View PostStephen, on 14 February 2010 - 11:44 AM, said:

I disagree with this. The global financial crisis became a crisis when Lehman was allowed to fail. Now we have a similar situation with nation states... in theory Greece should be allowed to live with the consequences of its actions but we know that if Greece defaults, the markets will target Spain, Portugal and Italy next... and then the UK.

There's been a lot of talk about how you compensate for this distortion to the free market by big financial institutions, with the two proposals being the Obama plan (split them up so that no-one is 'too big to fail') and the Tobin tax idea (accept that Governments are providing this security to the banks, and tax them for the privilege). I'm not sure how applicable either of these is to nation states (split Greece back into city states?) but that's the problem the EU is trying to solve at the moment - how to bail out Greece without making it so easy on them that it encourages other Eurozone countries to overspend.
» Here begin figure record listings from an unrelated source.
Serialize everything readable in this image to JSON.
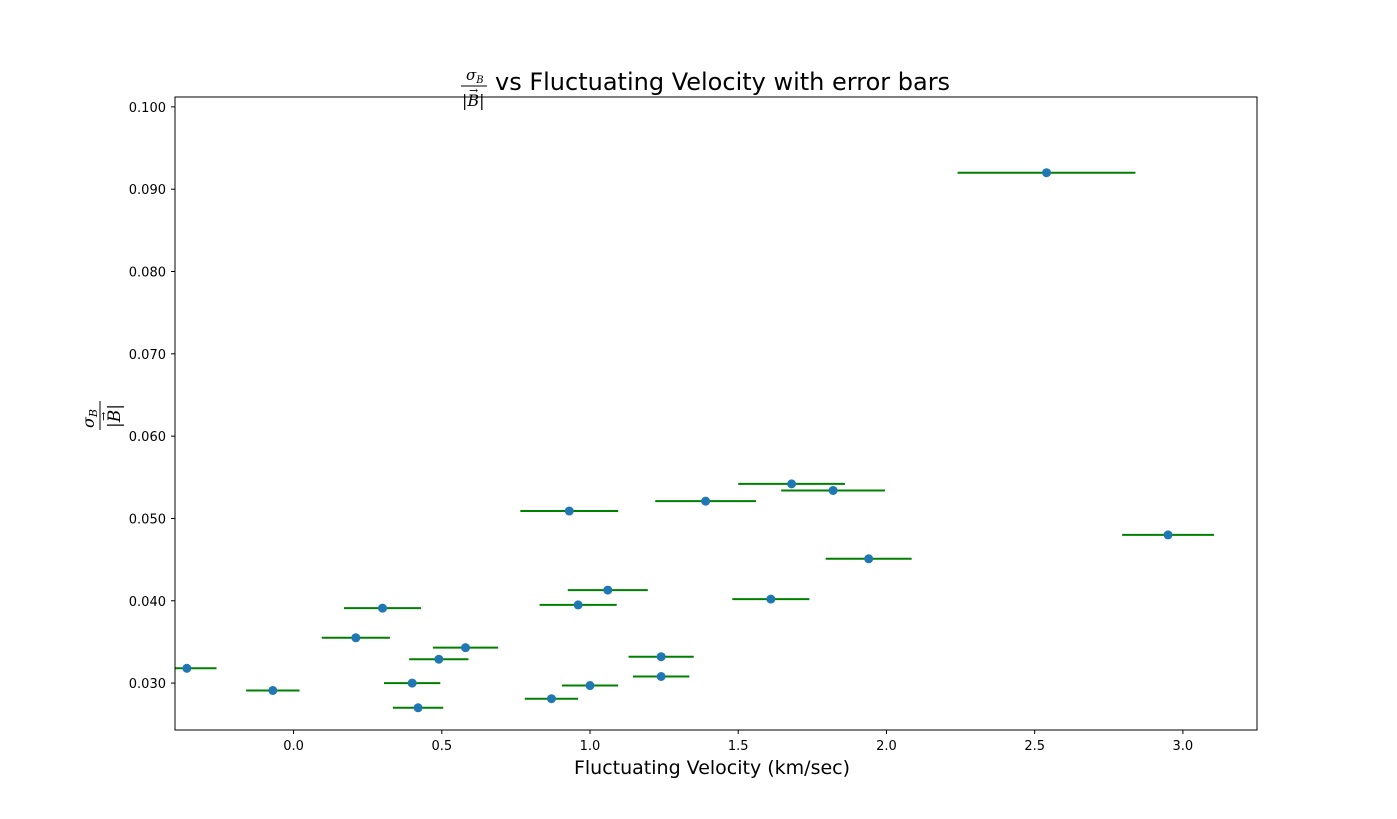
{
  "chart_data": {
    "type": "scatter",
    "title_prefix_numerator": "σ",
    "title_prefix_numerator_sub": "B",
    "title_prefix_denominator": "|B|",
    "title": "vs Fluctuating Velocity with error bars",
    "xlabel": "Fluctuating Velocity (km/sec)",
    "ylabel_numerator": "σ",
    "ylabel_numerator_sub": "B",
    "ylabel_denominator": "|B|",
    "xlim": [
      -0.4,
      3.25
    ],
    "ylim": [
      0.0243,
      0.1012
    ],
    "x_ticks": [
      0.0,
      0.5,
      1.0,
      1.5,
      2.0,
      2.5,
      3.0
    ],
    "x_tick_labels": [
      "0.0",
      "0.5",
      "1.0",
      "1.5",
      "2.0",
      "2.5",
      "3.0"
    ],
    "y_ticks": [
      0.03,
      0.04,
      0.05,
      0.06,
      0.07,
      0.08,
      0.09,
      0.1
    ],
    "y_tick_labels": [
      "0.030",
      "0.040",
      "0.050",
      "0.060",
      "0.070",
      "0.080",
      "0.090",
      "0.100"
    ],
    "grid": false,
    "marker_color": "#1f77b4",
    "errorbar_color": "#008000",
    "points": [
      {
        "x": -0.36,
        "y": 0.0318,
        "xerr": 0.1
      },
      {
        "x": -0.07,
        "y": 0.0291,
        "xerr": 0.09
      },
      {
        "x": 0.21,
        "y": 0.0355,
        "xerr": 0.115
      },
      {
        "x": 0.3,
        "y": 0.0391,
        "xerr": 0.13
      },
      {
        "x": 0.4,
        "y": 0.03,
        "xerr": 0.095
      },
      {
        "x": 0.42,
        "y": 0.027,
        "xerr": 0.085
      },
      {
        "x": 0.49,
        "y": 0.0329,
        "xerr": 0.1
      },
      {
        "x": 0.58,
        "y": 0.0343,
        "xerr": 0.11
      },
      {
        "x": 0.87,
        "y": 0.0281,
        "xerr": 0.09
      },
      {
        "x": 0.93,
        "y": 0.0509,
        "xerr": 0.165
      },
      {
        "x": 0.96,
        "y": 0.0395,
        "xerr": 0.13
      },
      {
        "x": 1.0,
        "y": 0.0297,
        "xerr": 0.095
      },
      {
        "x": 1.06,
        "y": 0.0413,
        "xerr": 0.135
      },
      {
        "x": 1.24,
        "y": 0.0308,
        "xerr": 0.095
      },
      {
        "x": 1.24,
        "y": 0.0332,
        "xerr": 0.11
      },
      {
        "x": 1.39,
        "y": 0.0521,
        "xerr": 0.17
      },
      {
        "x": 1.61,
        "y": 0.0402,
        "xerr": 0.13
      },
      {
        "x": 1.68,
        "y": 0.0542,
        "xerr": 0.18
      },
      {
        "x": 1.82,
        "y": 0.0534,
        "xerr": 0.175
      },
      {
        "x": 1.94,
        "y": 0.0451,
        "xerr": 0.145
      },
      {
        "x": 2.54,
        "y": 0.092,
        "xerr": 0.3
      },
      {
        "x": 2.95,
        "y": 0.048,
        "xerr": 0.155
      }
    ]
  }
}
Actually Stephen we might be higher up your list than that! If we accept 10 year gov debt bond yields in comparison to German Bunds is indicative then the UK is in a worse position than Spain or Italy. UK 10 yr bond yields are .95% above German ones with Spanish ones .81% above and even Italian ones at .84%.
We have spent nearly £200,000 millions buying our own debt and we are now locked into either repaying it or defaulting on it, either option not very attractive in enticing normality back into the markets. If we add inflation, and yes the BoE have said they consider the latest figure to be a blip but really....., and also the latest public finance figures, (Jan which holds a lot of information about how much the self assessment workers are paying as tax or not as that figure fell by 11.8% compared with the previous Jan!) then we can see we are far from out of the woods and in fact probably only just entering the deepest part of them!
Until we see a clear plan and direction from our leaders to stabilise the situation and get back to some sort of sustainability we are living in La La Land!
As for the Obama and Tobin options you mention I would have thought the Obama one holds more water. The Tobin plan whilst appealing to nationalistic or even xenophobic tendencies probably couldn’t work in the global context we now find ourselves in. The Obama one is probably the only way a capitalistic economy like the USA can resolve itself to the fact that if a section of the economy is so important it cannot be allowed to fail then it should be under state control. Keeping it in the private sector but splitting it up into much smaller units at least gives some form of governmental control.It would stop another Lahman imploding the market.